Q: Speaking of that new ballpark, how much difference will it make? Are the Nats about to become a home run-hitting club?

A: Let’s not get too carried away. Though the new place is considerably smaller than RFK, it’s not a bandbox in the mold of Citizens Bank Park in Philly or Great American Ball Park in Cincinnati.

Experts believe the new stadium will play fair to both hitters and pitchers, which is how it should be. So, yes, look for Zimmerman, Kearns and Pena to hit more homers, but don’t forget that also means more homers surrendered by Jon Rauch and Chad Cordero.

Q: Is the starting rotation really going to be the Achilles’ heel of this team again?

A: It sure looks that way, but there is this one caveat: Unlike a year ago, when injuries forced the Nationals to go with a rotation that included the likes of Mike Bacsik, Micah Bowie and Levale Speigner, there is considerably more depth in the system this time around.

The five guys in the big-league rotation may not inspire fear in most opponents, but consider the guys waiting in the wings at Class AAA Columbus: John Lannan, Matt Chico, Collin Balester, Garrett Mock, Tyler Clippard. Those are real, live, actual prospects, and there’s a good chance you’ll see all of them before the year ends.

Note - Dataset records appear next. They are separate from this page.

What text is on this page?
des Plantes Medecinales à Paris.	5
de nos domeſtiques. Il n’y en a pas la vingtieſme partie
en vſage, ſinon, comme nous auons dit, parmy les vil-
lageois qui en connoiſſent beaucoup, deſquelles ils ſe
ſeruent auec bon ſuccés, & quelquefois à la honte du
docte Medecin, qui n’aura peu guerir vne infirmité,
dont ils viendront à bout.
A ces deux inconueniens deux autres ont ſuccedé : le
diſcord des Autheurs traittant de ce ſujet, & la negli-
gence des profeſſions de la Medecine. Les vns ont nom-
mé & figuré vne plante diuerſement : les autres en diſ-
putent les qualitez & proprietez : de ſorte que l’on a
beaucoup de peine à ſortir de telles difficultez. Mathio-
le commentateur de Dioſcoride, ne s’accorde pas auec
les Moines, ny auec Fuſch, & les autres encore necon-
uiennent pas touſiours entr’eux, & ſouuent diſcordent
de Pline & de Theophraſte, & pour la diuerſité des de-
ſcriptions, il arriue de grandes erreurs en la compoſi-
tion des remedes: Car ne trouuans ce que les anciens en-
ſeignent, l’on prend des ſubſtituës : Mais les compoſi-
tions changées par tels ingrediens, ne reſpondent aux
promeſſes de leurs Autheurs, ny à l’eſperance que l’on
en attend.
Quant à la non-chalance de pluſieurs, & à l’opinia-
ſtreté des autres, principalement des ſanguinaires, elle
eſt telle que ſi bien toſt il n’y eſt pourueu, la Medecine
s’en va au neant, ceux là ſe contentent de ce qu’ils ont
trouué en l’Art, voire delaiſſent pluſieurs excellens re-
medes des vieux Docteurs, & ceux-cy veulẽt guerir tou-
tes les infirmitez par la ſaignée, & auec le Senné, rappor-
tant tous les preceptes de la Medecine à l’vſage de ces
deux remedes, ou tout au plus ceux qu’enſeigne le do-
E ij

Q: If the rotation is the weak link on this club, is the bullpen the saving grace?

A: Indeed it is. It’s not at all ludicrous to suggest that Washington has the best relief corps in the NL East. Yes, you’d probably take Billy Wagner and Aaron Heilman over Cordero and Rauch (no offense to those two), but the true strength of the Nationals’ pen lies in its depth of quality arms.

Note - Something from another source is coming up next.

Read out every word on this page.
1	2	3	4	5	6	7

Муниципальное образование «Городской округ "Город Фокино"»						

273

Luis Ayala is all the way back from Tommy John surgery and ready to baffle right-handed hitters with his sidearm delivery. Saul Rivera may be the least-recognizable workhorse in the majors. Ray King still knows how to get lefties out. Jesus Colome dominated for half a season in 2007. And keep an eye on starter-turned-reliever Joel Hanrahan, who was downright unhittable this spring and forced his way onto the roster.

Q: Who will have the biggest impact among the newcomers?

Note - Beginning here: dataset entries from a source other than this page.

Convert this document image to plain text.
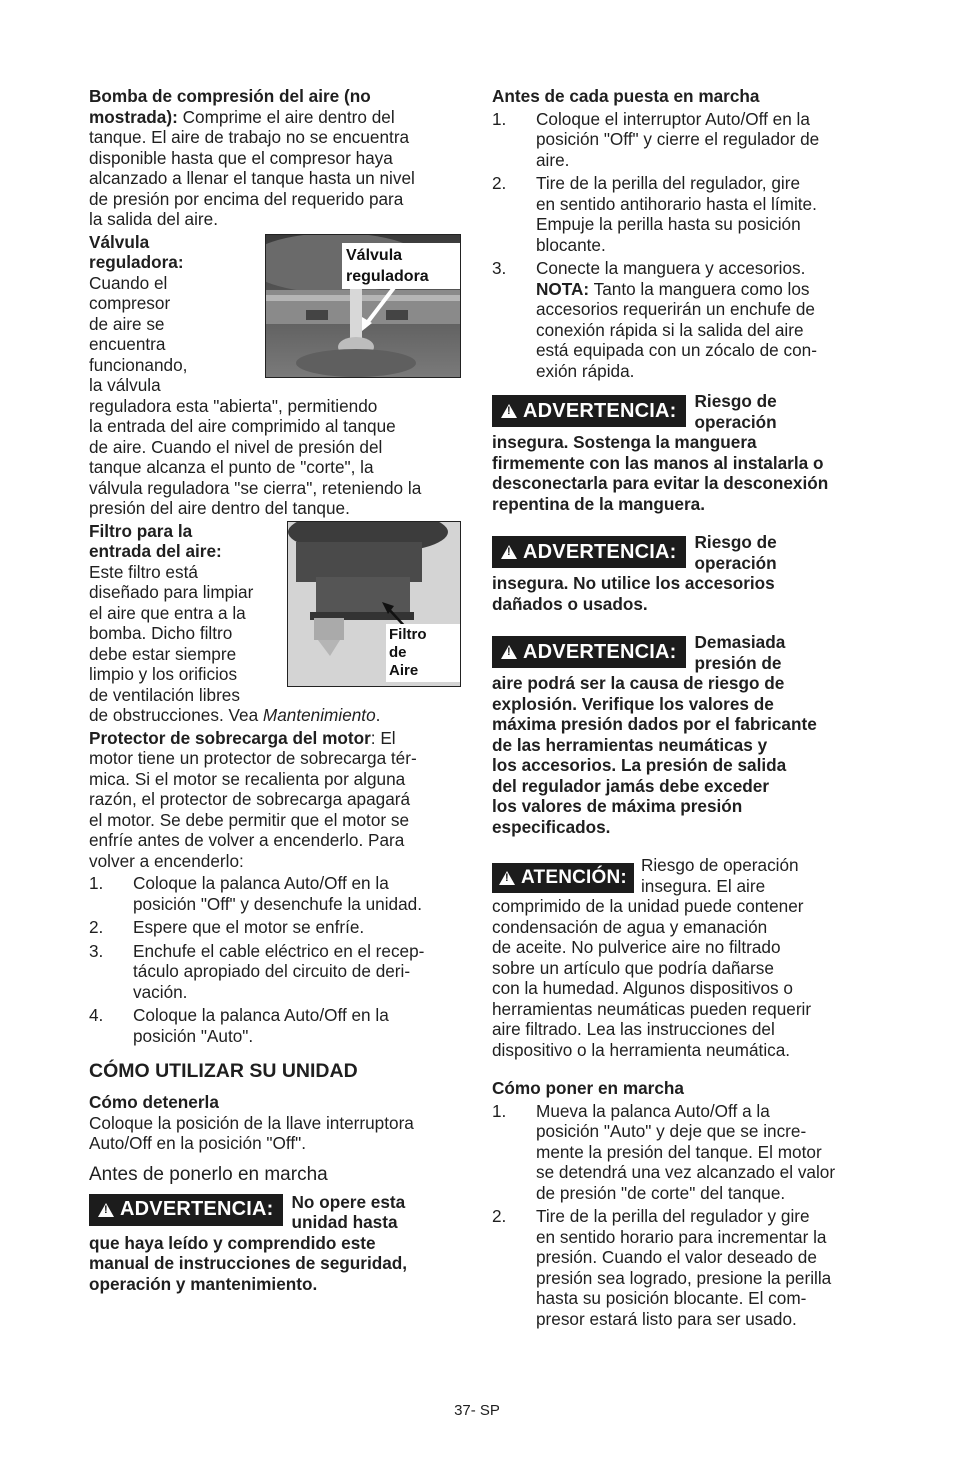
Bomba de compresión del aire (no
mostrada): Comprime el aire dentro del
tanque. El aire de trabajo no se encuentra
disponible hasta que el compresor haya
alcanzado a llenar el tanque hasta un nivel
de presión por encima del requerido para
la salida del aire.
Válvula
reguladora
Válvula
reguladora:
Cuando el
compresor
de aire se
encuentra
funcionando,
la válvula
reguladora esta "abierta", permitiendo
la entrada del aire comprimido al tanque
de aire. Cuando el nivel de presión del
tanque alcanza el punto de "corte", la
válvula reguladora "se cierra", reteniendo la
presión del aire dentro del tanque.
Filtro
de
Aire
Filtro para la
entrada del aire:
Este filtro está
diseñado para limpiar
el aire que entra a la
bomba. Dicho filtro
debe estar siempre
limpio y los orificios
de ventilación libres
de obstrucciones. Vea Mantenimiento.
Protector de sobrecarga del motor: El
motor tiene un protector de sobrecarga tér-
mica. Si el motor se recalienta por alguna
razón, el protector de sobrecarga apagará
el motor. Se debe permitir que el motor se
enfríe antes de volver a encenderlo. Para
volver a encenderlo:
1. Coloque la palanca Auto/Off en la
posición "Off" y desenchufe la unidad.
2. Espere que el motor se enfríe.
3. Enchufe el cable eléctrico en el recep-
táculo apropiado del circuito de deri-
vación.
4. Coloque la palanca Auto/Off en la
posición "Auto".
CÓMO UTILIZAR SU UNIDAD
Cómo detenerla
Coloque la posición de la llave interruptora
Auto/Off en la posición "Off".
Antes de ponerlo en marcha
!
ADVERTENCIA:	No opere esta
unidad hasta
que haya leído y comprendido este
manual de instrucciones de seguridad,
operación y mantenimiento.
Antes de cada puesta en marcha
1. Coloque el interruptor Auto/Off en la
posición "Off" y cierre el regulador de
aire.
2. Tire de la perilla del regulador, gire
en sentido antihorario hasta el límite.
Empuje la perilla hasta su posición
blocante.
3. Conecte la manguera y accesorios.
NOTA: Tanto la manguera como los
accesorios requerirán un enchufe de
conexión rápida si la salida del aire
está equipada con un zócalo de con-
exión rápida.
!
ADVERTENCIA:	Riesgo de
operación
insegura. Sostenga la manguera
firmemente con las manos al instalarla o
desconectarla para evitar la desconexión
repentina de la manguera.
!
ADVERTENCIA:	Riesgo de
operación
insegura. No utilice los accesorios
dañados o usados.
!
ADVERTENCIA:	Demasiada
presión de
aire podrá ser la causa de riesgo de
explosión. Verifique los valores de
máxima presión dados por el fabricante
de las herramientas neumáticas y
los accesorios. La presión de salida
del regulador jamás debe exceder
los valores de máxima presión
especificados.
!
ATENCIÓN:
Riesgo de operación
insegura. El aire
comprimido de la unidad puede contener
condensación de agua y emanación
de aceite. No pulverice aire no filtrado
sobre un artículo que podría dañarse
con la humedad. Algunos dispositivos o
herramientas neumáticas pueden requerir
aire filtrado. Lea las instrucciones del
dispositivo o la herramienta neumática.
Cómo poner en marcha
1. Mueva la palanca Auto/Off a la
posición "Auto" y deje que se incre-
mente la presión del tanque. El motor
se detendrá una vez alcanzado el valor
de presión "de corte" del tanque.
2. Tire de la perilla del regulador y gire
en sentido horario para incrementar la
presión. Cuando el valor deseado de
presión sea logrado, presione la perilla
hasta su posición blocante. El com-
presor estará listo para ser usado.
37- SP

A: Milledge. This guy looks like the real deal. He kind of got a bad rap in New York because he comes across as overconfident and he plays with style. But he’s got star-potential written all over him.

It’s not just his physical skills (of which he has many). I was particularly impressed this spring with Milledge’s work ethic. He doesn’t use BP as a home-run hitting contest. He uses it to work on situational hitting, and I think you’ll see that hard work pay off this year and beyond.

Q: OK, it’s that time again. How many games will the Nats win in 2008?

A: You know, I came to camp strongly believing this team was good enough to break .500. But that was under the assumption that Hill and John Patterson would be healthy, that Lo Duca would have returned from his knee injury a lot quicker and that roles would be clearly defined by the end of March.

Unfortunately, there have been just enough bumps in the road this spring to make me believe 82 wins is just out of reach. Not saying it can’t happen, but I think 78-84 is a safer bet.